The facility cost around £7 million ($9.6 million) to build, according to Matthew Bylett, head of operations and managing director of Sartorius Stedium chromatography systems, and will host an expanded workforce.

“The business was recently divested as part of an acquisition and we moved the location to expand our capacity and separate from the previous company. We have grown by approximately 80% since the acquisition and currently have 100 full time employees,” he tells GEN.

Sartorius acquired the business a year ago from Danaher, which divested it along with other assets as a condition of its take-over of GE Healthcare Life Science’s biopharmaceutical technologies business.

Virtual visits

The center can host on-site customer visits during which they can inspect and test technologies. They also have the option to carry out virtual inspections using Microsoft’s HoloLens technology, Bylett explains.

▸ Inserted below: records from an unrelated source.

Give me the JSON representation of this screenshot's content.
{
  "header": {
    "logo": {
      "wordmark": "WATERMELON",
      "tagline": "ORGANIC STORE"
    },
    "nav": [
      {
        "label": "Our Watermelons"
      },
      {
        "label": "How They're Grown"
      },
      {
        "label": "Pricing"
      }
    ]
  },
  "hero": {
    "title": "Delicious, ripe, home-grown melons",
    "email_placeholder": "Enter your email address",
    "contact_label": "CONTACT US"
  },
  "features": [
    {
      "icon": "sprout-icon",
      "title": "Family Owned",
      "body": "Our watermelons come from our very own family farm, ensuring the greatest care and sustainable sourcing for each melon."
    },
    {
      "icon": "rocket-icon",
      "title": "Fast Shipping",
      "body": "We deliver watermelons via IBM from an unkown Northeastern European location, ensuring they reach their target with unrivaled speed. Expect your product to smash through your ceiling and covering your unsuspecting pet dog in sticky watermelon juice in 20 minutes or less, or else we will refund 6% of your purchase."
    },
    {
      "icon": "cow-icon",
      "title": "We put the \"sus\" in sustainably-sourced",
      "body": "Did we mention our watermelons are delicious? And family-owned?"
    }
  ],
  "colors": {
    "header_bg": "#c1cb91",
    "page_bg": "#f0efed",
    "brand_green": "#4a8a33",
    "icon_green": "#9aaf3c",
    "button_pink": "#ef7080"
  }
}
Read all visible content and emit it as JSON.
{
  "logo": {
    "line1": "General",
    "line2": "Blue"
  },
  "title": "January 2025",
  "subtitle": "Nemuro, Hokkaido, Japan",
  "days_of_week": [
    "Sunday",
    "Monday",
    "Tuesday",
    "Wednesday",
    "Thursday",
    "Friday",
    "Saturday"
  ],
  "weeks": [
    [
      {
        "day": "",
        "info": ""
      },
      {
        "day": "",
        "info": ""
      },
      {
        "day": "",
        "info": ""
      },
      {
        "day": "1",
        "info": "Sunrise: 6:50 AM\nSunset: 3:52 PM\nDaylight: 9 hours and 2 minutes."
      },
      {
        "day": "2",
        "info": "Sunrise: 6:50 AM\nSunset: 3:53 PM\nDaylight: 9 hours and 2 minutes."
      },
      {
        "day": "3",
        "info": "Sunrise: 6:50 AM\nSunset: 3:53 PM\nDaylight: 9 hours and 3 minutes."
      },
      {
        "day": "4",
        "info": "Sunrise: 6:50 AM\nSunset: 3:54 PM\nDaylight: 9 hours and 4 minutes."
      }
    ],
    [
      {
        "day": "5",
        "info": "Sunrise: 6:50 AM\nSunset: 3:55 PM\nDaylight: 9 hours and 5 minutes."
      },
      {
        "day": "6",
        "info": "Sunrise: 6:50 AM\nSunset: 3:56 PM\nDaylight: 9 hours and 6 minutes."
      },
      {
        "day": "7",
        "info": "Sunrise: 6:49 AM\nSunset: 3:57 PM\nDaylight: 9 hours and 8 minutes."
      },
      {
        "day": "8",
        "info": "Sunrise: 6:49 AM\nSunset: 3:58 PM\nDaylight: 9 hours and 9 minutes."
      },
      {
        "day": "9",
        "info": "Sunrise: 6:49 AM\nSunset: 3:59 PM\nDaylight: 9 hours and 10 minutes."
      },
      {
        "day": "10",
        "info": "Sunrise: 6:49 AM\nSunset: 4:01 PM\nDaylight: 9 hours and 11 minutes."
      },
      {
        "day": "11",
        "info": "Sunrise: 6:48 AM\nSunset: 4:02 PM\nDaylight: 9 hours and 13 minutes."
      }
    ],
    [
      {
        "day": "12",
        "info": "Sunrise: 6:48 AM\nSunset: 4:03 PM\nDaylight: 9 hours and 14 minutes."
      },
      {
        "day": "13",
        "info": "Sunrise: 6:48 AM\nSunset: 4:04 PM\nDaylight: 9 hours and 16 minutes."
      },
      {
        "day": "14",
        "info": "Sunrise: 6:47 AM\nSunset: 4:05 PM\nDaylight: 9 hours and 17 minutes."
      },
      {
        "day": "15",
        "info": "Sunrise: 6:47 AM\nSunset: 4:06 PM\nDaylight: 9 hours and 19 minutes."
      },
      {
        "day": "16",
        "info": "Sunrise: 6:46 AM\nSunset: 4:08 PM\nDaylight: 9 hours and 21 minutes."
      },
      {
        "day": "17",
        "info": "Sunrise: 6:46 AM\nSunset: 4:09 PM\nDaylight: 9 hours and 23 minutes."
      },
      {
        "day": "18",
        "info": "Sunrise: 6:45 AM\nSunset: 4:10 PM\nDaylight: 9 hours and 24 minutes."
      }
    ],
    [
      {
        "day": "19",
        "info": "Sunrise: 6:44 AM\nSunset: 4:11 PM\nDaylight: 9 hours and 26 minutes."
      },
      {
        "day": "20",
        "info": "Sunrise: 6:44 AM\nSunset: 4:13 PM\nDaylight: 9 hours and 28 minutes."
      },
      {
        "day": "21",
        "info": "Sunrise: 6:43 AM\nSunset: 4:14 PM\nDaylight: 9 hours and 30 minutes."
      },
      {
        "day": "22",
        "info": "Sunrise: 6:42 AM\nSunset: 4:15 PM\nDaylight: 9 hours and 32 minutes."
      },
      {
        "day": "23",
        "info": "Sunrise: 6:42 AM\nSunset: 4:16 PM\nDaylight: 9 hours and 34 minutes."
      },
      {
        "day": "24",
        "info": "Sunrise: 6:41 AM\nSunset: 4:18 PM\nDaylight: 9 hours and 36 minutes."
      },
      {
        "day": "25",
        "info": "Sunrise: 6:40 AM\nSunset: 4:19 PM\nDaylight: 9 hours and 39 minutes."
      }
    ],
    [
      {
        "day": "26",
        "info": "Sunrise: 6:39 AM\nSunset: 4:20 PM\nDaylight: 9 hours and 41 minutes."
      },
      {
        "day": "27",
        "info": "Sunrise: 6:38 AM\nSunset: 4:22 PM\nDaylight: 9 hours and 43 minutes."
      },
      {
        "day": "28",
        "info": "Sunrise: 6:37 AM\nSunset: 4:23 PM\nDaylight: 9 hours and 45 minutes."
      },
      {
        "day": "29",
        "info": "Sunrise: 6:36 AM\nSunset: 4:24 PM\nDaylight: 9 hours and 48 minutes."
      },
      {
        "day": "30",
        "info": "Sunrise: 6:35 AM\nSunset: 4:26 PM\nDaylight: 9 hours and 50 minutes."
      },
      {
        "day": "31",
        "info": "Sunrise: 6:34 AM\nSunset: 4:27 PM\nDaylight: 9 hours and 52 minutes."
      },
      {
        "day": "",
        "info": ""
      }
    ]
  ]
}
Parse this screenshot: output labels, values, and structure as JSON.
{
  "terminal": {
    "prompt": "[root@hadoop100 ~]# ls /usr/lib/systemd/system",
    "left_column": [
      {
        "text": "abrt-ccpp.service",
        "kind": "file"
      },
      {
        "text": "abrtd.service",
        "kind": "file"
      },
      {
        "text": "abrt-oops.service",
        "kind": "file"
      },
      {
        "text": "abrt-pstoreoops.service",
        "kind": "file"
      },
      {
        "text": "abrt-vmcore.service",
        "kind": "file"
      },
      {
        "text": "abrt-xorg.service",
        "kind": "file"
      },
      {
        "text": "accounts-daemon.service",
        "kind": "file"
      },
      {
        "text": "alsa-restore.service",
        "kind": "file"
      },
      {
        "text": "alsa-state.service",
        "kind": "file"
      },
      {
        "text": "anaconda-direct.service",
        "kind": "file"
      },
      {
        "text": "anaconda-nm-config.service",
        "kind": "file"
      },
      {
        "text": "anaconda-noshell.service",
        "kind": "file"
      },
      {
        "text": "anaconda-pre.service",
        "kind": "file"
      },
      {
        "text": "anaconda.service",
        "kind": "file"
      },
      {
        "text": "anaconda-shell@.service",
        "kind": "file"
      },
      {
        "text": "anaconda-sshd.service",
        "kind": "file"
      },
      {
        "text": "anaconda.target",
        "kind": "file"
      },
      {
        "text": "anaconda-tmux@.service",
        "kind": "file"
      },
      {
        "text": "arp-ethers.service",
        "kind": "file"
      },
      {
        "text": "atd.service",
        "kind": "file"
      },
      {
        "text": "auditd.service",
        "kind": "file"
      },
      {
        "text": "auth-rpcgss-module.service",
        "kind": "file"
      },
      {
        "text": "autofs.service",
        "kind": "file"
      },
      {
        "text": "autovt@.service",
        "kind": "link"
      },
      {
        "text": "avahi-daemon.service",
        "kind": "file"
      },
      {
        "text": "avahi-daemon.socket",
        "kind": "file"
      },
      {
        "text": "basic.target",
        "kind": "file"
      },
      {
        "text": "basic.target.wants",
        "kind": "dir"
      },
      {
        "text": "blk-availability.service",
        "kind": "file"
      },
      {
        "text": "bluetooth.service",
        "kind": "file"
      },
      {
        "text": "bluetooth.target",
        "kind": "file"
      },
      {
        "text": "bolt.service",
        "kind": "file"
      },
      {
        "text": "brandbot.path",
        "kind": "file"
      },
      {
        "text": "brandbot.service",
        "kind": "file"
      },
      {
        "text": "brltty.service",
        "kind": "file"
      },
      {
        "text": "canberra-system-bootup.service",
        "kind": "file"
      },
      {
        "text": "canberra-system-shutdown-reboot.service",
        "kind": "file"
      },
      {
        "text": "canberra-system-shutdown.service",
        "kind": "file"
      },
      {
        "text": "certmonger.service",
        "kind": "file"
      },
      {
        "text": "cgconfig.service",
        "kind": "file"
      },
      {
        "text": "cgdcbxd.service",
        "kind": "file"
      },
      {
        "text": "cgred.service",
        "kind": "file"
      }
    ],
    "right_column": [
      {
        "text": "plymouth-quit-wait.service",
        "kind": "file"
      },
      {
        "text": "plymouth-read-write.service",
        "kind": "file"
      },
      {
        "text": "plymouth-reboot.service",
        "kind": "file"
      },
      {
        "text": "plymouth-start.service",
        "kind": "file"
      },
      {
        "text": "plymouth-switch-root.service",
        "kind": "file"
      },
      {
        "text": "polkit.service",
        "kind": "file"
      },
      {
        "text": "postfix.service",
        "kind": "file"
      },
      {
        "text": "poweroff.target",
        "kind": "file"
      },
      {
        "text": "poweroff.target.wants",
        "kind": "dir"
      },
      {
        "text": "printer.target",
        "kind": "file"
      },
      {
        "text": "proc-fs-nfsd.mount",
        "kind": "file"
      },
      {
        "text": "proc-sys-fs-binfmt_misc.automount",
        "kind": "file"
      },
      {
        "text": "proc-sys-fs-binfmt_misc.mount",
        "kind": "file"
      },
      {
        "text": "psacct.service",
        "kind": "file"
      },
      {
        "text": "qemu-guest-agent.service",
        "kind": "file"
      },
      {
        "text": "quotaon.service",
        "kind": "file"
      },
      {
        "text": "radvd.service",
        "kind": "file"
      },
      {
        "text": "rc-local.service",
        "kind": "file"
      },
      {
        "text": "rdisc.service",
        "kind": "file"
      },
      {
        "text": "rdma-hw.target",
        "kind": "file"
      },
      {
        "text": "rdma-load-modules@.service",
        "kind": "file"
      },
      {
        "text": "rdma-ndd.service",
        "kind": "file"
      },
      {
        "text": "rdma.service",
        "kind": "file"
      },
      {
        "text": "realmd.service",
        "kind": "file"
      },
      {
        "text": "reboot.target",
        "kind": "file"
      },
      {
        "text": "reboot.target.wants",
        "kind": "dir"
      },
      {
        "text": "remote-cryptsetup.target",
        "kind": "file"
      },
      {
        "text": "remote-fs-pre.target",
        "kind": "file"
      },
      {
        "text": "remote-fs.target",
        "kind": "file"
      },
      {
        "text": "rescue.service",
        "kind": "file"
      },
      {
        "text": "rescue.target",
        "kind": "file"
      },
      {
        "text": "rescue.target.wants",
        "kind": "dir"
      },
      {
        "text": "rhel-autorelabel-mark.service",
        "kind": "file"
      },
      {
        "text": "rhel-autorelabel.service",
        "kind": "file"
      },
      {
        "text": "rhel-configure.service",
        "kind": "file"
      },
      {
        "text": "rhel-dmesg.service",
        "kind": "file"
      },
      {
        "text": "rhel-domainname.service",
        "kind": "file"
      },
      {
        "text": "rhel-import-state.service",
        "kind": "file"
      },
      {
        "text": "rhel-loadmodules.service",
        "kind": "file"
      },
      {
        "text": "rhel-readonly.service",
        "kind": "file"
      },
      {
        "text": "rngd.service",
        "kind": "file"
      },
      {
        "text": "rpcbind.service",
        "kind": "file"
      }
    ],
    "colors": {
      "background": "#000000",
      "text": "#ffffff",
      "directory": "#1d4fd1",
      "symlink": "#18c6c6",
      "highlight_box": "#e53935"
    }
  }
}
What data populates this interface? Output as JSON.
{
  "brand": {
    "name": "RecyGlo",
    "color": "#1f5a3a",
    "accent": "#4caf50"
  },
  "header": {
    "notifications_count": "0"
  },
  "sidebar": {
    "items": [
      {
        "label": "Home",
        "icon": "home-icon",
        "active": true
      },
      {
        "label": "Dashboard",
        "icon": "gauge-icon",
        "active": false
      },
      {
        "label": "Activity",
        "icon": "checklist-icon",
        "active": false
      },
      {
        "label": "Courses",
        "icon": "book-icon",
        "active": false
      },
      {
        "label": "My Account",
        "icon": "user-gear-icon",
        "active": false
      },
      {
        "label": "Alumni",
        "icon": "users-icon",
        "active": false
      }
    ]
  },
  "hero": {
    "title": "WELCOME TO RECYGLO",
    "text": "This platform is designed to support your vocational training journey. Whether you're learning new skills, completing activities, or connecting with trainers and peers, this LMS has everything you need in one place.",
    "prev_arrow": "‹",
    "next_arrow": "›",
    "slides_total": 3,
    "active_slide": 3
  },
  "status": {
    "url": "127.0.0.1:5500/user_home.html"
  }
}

“In truth, working virtually makes commissioning and demonstrating equipment more time-consuming and difficult, but of course, given there are few other options, we have successfully overcome these challenges,” he says, adding that the rationale for allowing biopharmaceutical industry customers to test technologies is logical from a business standpoint.

“Going forward, demonstrating the equipment typically gives customer confidence and helps build partnerships that lead to repeat orders,” Bylett points out.

Investment in the facility also fits with growing industry interest in innovative manufacturing technologies and methods, according to Mark Demesmaeker, Sartorius’ head of data analytics.

“The industry demand for digital technologies in the context of Biopharma 4.0, including digital process development and smart manufacturing, is massively expanding, with major players moving towards smart manufacturing concepts,” he says. “As competition increases with biosimilars and CDMOs entering the market, key challenges emerge, such as reducing time to market, decreasing cost of goods sold, and improving process efficiencies, yield, and quality, that can be addressed with a digital/data-driven approach.”

This view is shared by Priyanka Gupta, head of market entry strategy, protein segment,  Sartorius Stedim Biotech, who says this demand is reflected in many of the firm’s technology development collaborations.

“We certainly collaborate with partners on developing technologies,” he says. “We prioritize opportunities and partners for co-development based on a number of criteria, including an assessment of market needs, estimated market size, resource investment, and time horizon, among others.”